RHG on borrowed time

Ian Rogers
RHG yesterday provided a clearer, and stark, warning to investors of the implications of any inability to work out terms with the funders of its closed and declining mortgage book.

Of the $7.4 billion mortgage book of RHG at June 2009, $5.2 billion is funded by a handful of banks. (Note that this newsletter last week incorrectly reported the mortgage assets were $12 billion.)

In full financial statements published through the ASX yesterday RHG wrote that "a high level of uncertainty remains in the current market, which will likely result in the group selling further mortgages at par in repayment of warehouse facility balances."
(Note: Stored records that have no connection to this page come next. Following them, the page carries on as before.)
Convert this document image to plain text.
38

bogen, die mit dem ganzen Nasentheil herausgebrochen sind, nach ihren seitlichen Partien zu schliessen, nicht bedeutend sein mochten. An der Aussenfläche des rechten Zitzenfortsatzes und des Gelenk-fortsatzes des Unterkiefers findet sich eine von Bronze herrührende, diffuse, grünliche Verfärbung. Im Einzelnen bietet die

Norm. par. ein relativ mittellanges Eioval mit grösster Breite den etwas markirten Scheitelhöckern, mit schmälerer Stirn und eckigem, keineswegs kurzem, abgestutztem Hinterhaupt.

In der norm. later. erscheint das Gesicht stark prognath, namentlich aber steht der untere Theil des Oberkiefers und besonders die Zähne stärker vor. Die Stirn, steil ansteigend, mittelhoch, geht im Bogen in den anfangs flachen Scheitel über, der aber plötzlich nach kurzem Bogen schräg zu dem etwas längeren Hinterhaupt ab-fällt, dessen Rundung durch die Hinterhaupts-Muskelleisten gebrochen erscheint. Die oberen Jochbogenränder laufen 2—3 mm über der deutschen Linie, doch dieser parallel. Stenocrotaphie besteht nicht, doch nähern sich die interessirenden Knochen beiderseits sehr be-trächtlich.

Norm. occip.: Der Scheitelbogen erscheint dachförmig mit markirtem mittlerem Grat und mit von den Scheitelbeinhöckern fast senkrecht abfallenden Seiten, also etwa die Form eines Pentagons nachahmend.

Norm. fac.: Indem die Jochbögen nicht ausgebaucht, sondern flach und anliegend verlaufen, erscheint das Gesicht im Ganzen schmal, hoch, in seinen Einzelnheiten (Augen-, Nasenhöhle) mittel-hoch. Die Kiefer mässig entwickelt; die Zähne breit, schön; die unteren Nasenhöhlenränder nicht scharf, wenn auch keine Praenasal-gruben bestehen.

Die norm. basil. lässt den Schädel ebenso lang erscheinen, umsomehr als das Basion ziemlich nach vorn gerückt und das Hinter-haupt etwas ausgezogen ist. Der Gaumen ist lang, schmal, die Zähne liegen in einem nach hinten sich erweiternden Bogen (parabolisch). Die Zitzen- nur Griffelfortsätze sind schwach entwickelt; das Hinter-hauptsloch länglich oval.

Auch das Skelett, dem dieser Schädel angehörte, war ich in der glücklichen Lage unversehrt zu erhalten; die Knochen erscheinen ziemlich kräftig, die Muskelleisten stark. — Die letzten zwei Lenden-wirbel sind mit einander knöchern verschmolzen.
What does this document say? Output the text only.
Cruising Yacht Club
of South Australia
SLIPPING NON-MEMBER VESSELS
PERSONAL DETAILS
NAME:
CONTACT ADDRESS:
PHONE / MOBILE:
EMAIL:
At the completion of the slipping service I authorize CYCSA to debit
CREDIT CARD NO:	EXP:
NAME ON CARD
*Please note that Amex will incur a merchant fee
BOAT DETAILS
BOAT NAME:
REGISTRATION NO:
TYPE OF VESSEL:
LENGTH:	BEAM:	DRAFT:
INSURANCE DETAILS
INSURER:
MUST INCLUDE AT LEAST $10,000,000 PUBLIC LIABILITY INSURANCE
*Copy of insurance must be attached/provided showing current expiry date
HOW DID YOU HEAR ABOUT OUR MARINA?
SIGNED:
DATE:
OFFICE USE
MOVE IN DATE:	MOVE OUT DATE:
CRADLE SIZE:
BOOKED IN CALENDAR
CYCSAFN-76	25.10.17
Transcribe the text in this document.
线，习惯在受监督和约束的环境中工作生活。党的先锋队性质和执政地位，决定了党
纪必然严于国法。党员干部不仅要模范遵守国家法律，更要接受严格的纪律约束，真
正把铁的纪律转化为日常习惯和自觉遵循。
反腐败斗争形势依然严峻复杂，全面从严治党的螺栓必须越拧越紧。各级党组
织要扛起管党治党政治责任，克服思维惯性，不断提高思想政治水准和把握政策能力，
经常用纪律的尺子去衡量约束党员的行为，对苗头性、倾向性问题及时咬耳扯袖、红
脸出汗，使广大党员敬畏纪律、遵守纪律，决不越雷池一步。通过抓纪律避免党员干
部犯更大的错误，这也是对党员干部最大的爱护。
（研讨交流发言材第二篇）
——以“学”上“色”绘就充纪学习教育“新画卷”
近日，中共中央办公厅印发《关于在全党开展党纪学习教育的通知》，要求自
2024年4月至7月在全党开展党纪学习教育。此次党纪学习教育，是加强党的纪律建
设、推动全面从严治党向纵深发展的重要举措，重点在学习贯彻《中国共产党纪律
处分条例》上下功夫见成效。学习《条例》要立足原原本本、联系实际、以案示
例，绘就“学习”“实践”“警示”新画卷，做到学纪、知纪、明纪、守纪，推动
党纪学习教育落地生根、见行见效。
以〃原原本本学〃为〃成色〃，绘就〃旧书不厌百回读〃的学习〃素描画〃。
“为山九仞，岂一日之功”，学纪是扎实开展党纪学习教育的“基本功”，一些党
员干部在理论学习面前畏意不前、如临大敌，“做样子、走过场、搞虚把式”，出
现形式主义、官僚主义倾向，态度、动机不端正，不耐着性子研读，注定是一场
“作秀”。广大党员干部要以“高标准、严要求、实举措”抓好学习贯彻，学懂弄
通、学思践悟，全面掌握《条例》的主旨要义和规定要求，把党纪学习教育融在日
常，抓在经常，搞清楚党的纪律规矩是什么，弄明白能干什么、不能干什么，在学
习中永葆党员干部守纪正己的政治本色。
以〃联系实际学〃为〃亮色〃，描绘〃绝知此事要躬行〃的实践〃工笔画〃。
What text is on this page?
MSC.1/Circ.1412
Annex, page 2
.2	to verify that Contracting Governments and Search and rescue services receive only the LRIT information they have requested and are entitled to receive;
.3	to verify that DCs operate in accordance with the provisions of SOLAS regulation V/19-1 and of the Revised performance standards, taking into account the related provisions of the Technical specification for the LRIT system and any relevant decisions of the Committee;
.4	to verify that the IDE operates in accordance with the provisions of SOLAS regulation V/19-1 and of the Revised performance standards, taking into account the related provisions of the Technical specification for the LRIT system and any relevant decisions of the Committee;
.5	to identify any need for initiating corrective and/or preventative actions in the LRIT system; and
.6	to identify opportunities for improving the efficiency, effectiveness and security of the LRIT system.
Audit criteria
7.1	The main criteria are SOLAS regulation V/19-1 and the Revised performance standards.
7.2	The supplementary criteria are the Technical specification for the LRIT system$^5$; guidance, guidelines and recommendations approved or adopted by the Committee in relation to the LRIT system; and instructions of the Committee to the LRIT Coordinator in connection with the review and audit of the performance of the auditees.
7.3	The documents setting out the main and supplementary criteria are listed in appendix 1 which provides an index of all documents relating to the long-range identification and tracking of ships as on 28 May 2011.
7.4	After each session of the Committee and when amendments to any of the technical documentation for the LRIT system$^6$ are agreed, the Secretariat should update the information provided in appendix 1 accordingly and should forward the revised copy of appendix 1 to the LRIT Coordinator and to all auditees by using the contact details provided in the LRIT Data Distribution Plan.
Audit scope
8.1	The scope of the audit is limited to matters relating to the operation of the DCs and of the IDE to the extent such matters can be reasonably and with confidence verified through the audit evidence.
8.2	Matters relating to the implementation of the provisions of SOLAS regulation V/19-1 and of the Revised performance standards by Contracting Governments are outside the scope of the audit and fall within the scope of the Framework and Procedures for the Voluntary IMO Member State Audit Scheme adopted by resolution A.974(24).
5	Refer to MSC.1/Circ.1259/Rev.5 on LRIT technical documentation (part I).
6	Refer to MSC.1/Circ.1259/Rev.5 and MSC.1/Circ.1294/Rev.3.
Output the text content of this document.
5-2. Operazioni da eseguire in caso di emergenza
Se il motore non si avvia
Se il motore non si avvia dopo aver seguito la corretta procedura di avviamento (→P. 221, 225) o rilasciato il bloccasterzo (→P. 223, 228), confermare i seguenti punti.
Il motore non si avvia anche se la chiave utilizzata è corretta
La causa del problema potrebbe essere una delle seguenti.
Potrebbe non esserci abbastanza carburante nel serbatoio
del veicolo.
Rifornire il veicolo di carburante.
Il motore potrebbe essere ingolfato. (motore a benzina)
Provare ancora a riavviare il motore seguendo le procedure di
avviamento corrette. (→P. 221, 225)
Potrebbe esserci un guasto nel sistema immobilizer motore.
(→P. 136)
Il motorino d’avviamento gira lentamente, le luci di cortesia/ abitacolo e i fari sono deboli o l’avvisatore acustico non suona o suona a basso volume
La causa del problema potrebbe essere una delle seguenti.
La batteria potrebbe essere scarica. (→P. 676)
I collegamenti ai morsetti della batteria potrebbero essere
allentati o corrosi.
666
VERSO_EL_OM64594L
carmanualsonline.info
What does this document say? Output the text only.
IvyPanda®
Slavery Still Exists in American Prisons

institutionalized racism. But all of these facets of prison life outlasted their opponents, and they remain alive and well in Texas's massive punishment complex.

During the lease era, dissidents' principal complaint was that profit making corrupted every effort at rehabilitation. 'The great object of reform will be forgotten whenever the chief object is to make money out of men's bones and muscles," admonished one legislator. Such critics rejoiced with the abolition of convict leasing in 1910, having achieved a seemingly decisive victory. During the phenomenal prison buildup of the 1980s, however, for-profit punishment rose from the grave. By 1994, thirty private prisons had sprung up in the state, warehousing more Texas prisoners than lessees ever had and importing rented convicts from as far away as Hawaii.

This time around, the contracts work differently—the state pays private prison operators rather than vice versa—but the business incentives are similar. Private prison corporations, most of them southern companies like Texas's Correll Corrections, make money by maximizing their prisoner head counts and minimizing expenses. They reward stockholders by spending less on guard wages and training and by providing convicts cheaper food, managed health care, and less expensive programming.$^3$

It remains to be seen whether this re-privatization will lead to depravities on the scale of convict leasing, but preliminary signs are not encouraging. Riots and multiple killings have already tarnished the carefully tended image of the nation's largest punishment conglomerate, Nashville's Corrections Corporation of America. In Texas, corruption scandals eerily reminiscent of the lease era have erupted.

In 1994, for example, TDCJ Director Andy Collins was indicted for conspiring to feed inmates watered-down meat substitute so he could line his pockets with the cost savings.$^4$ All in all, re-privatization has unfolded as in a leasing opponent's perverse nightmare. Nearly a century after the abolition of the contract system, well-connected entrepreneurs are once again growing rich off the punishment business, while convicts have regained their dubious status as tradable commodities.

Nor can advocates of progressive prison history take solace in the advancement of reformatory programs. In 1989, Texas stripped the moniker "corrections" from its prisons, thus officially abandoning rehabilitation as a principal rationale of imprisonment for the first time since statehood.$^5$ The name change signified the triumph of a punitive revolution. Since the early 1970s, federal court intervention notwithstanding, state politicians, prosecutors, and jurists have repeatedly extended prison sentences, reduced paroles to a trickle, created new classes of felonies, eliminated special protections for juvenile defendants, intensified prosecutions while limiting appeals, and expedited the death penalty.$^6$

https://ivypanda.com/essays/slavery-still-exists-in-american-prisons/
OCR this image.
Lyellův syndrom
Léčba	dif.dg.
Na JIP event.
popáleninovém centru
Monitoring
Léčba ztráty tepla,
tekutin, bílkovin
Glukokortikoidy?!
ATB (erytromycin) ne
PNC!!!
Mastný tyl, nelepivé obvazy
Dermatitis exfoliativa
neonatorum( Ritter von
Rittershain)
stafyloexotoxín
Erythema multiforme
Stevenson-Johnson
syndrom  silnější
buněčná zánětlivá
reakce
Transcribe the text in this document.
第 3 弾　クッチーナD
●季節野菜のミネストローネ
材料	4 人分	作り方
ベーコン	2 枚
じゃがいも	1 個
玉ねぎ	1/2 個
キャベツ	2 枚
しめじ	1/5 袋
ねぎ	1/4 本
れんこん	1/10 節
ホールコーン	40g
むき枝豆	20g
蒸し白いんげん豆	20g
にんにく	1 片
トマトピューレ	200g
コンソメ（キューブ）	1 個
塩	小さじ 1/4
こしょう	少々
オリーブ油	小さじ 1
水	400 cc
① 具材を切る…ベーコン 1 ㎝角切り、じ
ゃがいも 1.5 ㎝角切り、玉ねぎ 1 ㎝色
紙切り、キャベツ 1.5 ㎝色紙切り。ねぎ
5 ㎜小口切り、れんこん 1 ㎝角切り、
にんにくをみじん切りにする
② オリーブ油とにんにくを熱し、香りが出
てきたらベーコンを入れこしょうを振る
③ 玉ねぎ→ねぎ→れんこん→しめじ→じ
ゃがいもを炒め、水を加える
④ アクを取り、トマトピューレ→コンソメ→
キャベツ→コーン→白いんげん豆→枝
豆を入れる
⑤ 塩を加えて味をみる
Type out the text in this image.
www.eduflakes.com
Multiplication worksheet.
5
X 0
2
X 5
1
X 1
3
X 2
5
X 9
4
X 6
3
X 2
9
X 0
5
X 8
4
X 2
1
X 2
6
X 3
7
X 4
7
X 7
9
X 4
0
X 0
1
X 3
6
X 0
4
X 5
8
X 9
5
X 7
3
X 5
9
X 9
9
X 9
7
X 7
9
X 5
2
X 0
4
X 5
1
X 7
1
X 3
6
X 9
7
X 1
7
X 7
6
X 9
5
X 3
The firm also warned, in more familiar language, of the risk of a default on its warehouse facilities if they are not renewed and the mortgages are not sold.

RHG and its funders have been in dispute over the appropriate funding margin payable for the warehouse facilities.

While at current margins - and at current retail interest rates on the back book - RHG is extracting a high yield from its portfolio, this profitability may prove transient.

RHG reported a net profit of $120 million for the year to June 2009, with a profit of $69 million in the December 2008 half and $51 million in the June 2009 half.

In a preview of the full financial statements published by RHG last week the firm said it expected to report an operating profit in the 2010 financial year of between $55 million to $65 million, though this forecast was heavily qualified.

RHG built up its mortgage portfolio as Rams Home Loans before the credit crunch ruined the business model and the company sold the Rams brand and network to Westpac.